At 27, women are at their most beautiful, and rockstars kill themselves.

Jimi Hendrix.
    Janis Joplin.
       Kurt Cobain.

Justine Frischmann, who should know, speculates on the rockstars in The Observer.

“From the drugs, she’s learnt humility, she says. She also watched Primal Scream’s Bobby Gillespie coming off tour and being unable to feed himself or have normal relationships with people in the street – the result of ‘having to behave like a pop star for 20 years through thick and thin, with all the neurosis that goes with it and all the paranoia that goes with it and all the drugs that go with it’. At this point, she knew that she ‘had never been cut out to be a pop star’.

‘I’ve learnt that success can interfere with creativity. In a big way. And on a personal level, I’ve learnt that my sanity’s more important than success. And that I actually get a great deal more pleasure out of small things in life than big things.’

Isn’t that what your twenties is about, I wonder.
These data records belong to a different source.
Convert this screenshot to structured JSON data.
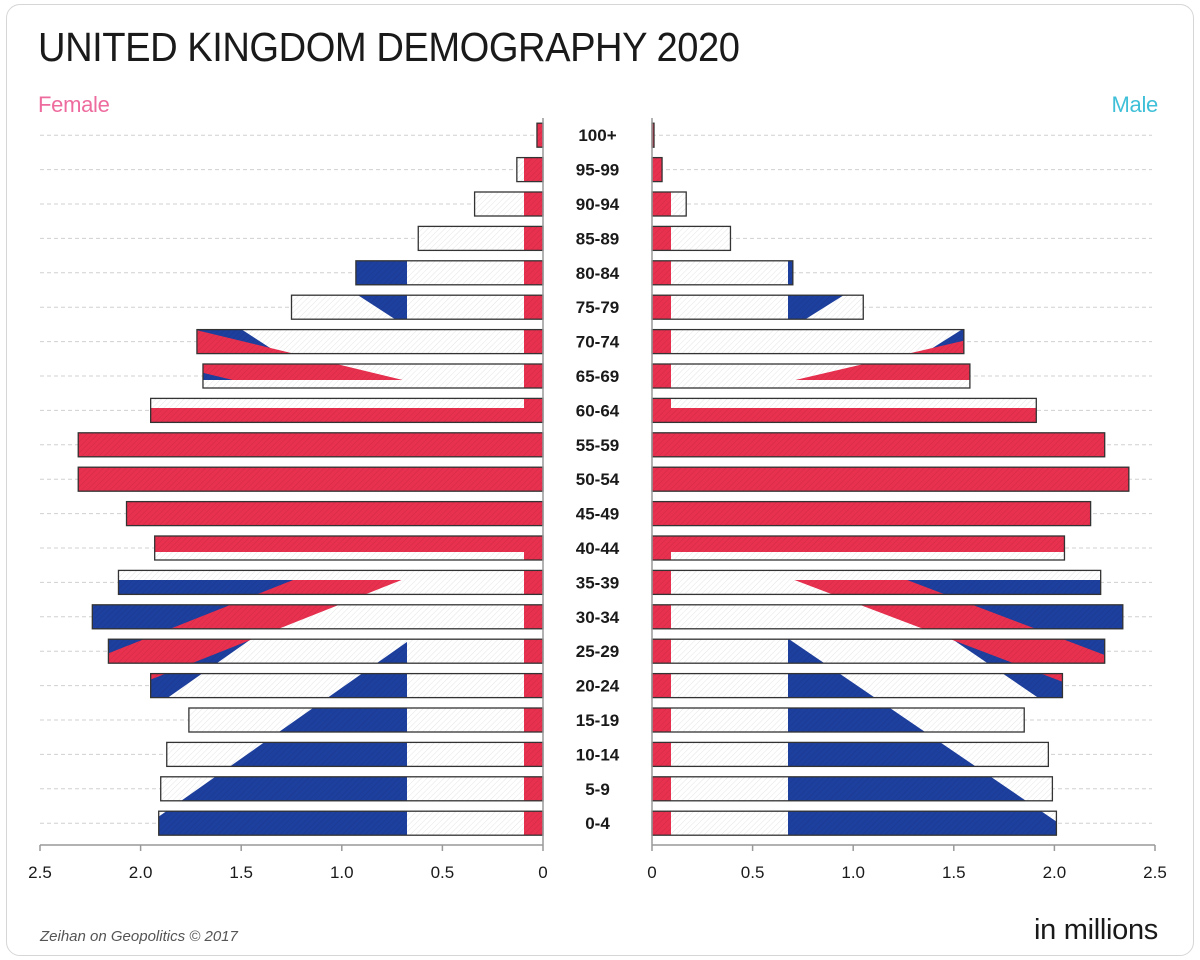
{
  "header": {
    "title": "UNITED KINGDOM DEMOGRAPHY 2020",
    "female_label": "Female",
    "male_label": "Male"
  },
  "footer": {
    "credit": "Zeihan on Geopolitics © 2017",
    "units": "in millions"
  },
  "colors": {
    "red": "#e8304f",
    "blue": "#1d3f9e",
    "white": "#ffffff",
    "female_label": "#ee6b9e",
    "male_label": "#3fc0d8"
  },
  "chart_data": {
    "type": "bar",
    "orientation": "horizontal",
    "subtype": "population-pyramid",
    "categories": [
      "100+",
      "95-99",
      "90-94",
      "85-89",
      "80-84",
      "75-79",
      "70-74",
      "65-69",
      "60-64",
      "55-59",
      "50-54",
      "45-49",
      "40-44",
      "35-39",
      "30-34",
      "25-29",
      "20-24",
      "15-19",
      "10-14",
      "5-9",
      "0-4"
    ],
    "series": [
      {
        "name": "Female",
        "values": [
          0.03,
          0.13,
          0.34,
          0.62,
          0.93,
          1.25,
          1.72,
          1.69,
          1.95,
          2.31,
          2.31,
          2.07,
          1.93,
          2.11,
          2.24,
          2.16,
          1.95,
          1.76,
          1.87,
          1.9,
          1.91
        ]
      },
      {
        "name": "Male",
        "values": [
          0.01,
          0.05,
          0.17,
          0.39,
          0.7,
          1.05,
          1.55,
          1.58,
          1.91,
          2.25,
          2.37,
          2.18,
          2.05,
          2.23,
          2.34,
          2.25,
          2.04,
          1.85,
          1.97,
          1.99,
          2.01
        ]
      }
    ],
    "axes": {
      "female": {
        "range": [
          2.5,
          0
        ],
        "ticks": [
          "2.5",
          "2.0",
          "1.5",
          "1.0",
          "0.5",
          "0"
        ]
      },
      "male": {
        "range": [
          0,
          2.5
        ],
        "ticks": [
          "0",
          "0.5",
          "1.0",
          "1.5",
          "2.0",
          "2.5"
        ]
      }
    },
    "grid": "horizontal-dashed",
    "fill_pattern": "union-jack"
  }
}
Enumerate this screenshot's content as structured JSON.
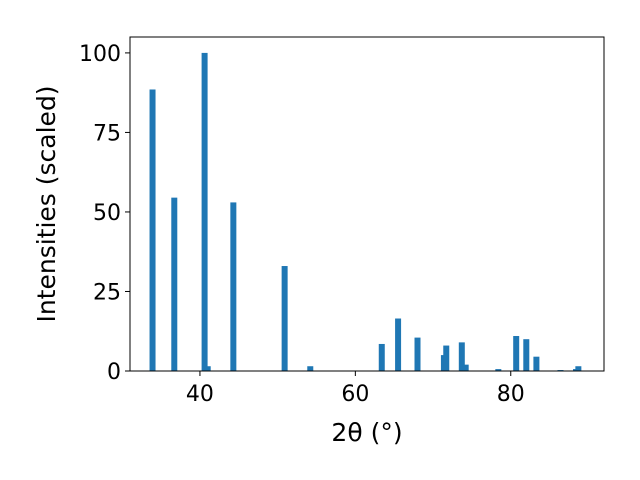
{
  "chart_data": {
    "type": "bar",
    "title": "",
    "xlabel": "2θ (°)",
    "ylabel": "Intensities (scaled)",
    "xlim": [
      31,
      92
    ],
    "ylim": [
      0,
      105
    ],
    "xticks": [
      40,
      60,
      80
    ],
    "yticks": [
      0,
      25,
      50,
      75,
      100
    ],
    "xtick_labels": [
      "40",
      "60",
      "80"
    ],
    "ytick_labels": [
      "0",
      "25",
      "50",
      "75",
      "100"
    ],
    "bar_color": "#1f77b4",
    "grid": false,
    "legend": "none",
    "x": [
      33.9,
      36.7,
      40.6,
      41.0,
      44.3,
      50.9,
      54.2,
      63.4,
      65.5,
      68.0,
      71.4,
      71.7,
      73.7,
      74.2,
      78.4,
      80.7,
      82.0,
      83.3,
      86.4,
      88.4,
      88.7
    ],
    "values": [
      88.5,
      54.5,
      100,
      1.5,
      53,
      33,
      1.5,
      8.5,
      16.5,
      10.5,
      5,
      8,
      9,
      2,
      0.6,
      11,
      10,
      4.5,
      0.3,
      0.6,
      1.5
    ]
  }
}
In pop years, Frischmann is now said to be 33.

‘Yeah, it almost seems like your twenties is about having everything you ever thought was true proved wrong. And I think that’s why so many people kill themselves at 27. You just can’t take any more of finding out how wrong you were! And then, by the time you reach your early thirties, you find out that it doesn’t really matter, because it all keeps going on and what you think about it is not really that important. It’s just a matter of trying to make some sense of the small things. Stop trying to control everything and let it happen. Also, your ambitions change, become less to do with trophies, I think. That said, I don’t feel that anyone could have survived what we went through. I went into it with a really good head on my shoulders, very stable, quite smart, quite aware of the pitfalls because I’d seen them around me… there was no way of keeping people mentally healthy. It was impossible.’

When I was small, I had a red velour jacket with ’27’ stitched to it in big blue letters. It never occurred to me I would be 27 one day—that was as old as Mum, for God’s sake. Now it occurs to me that I never will be 27 again. But that’s fine.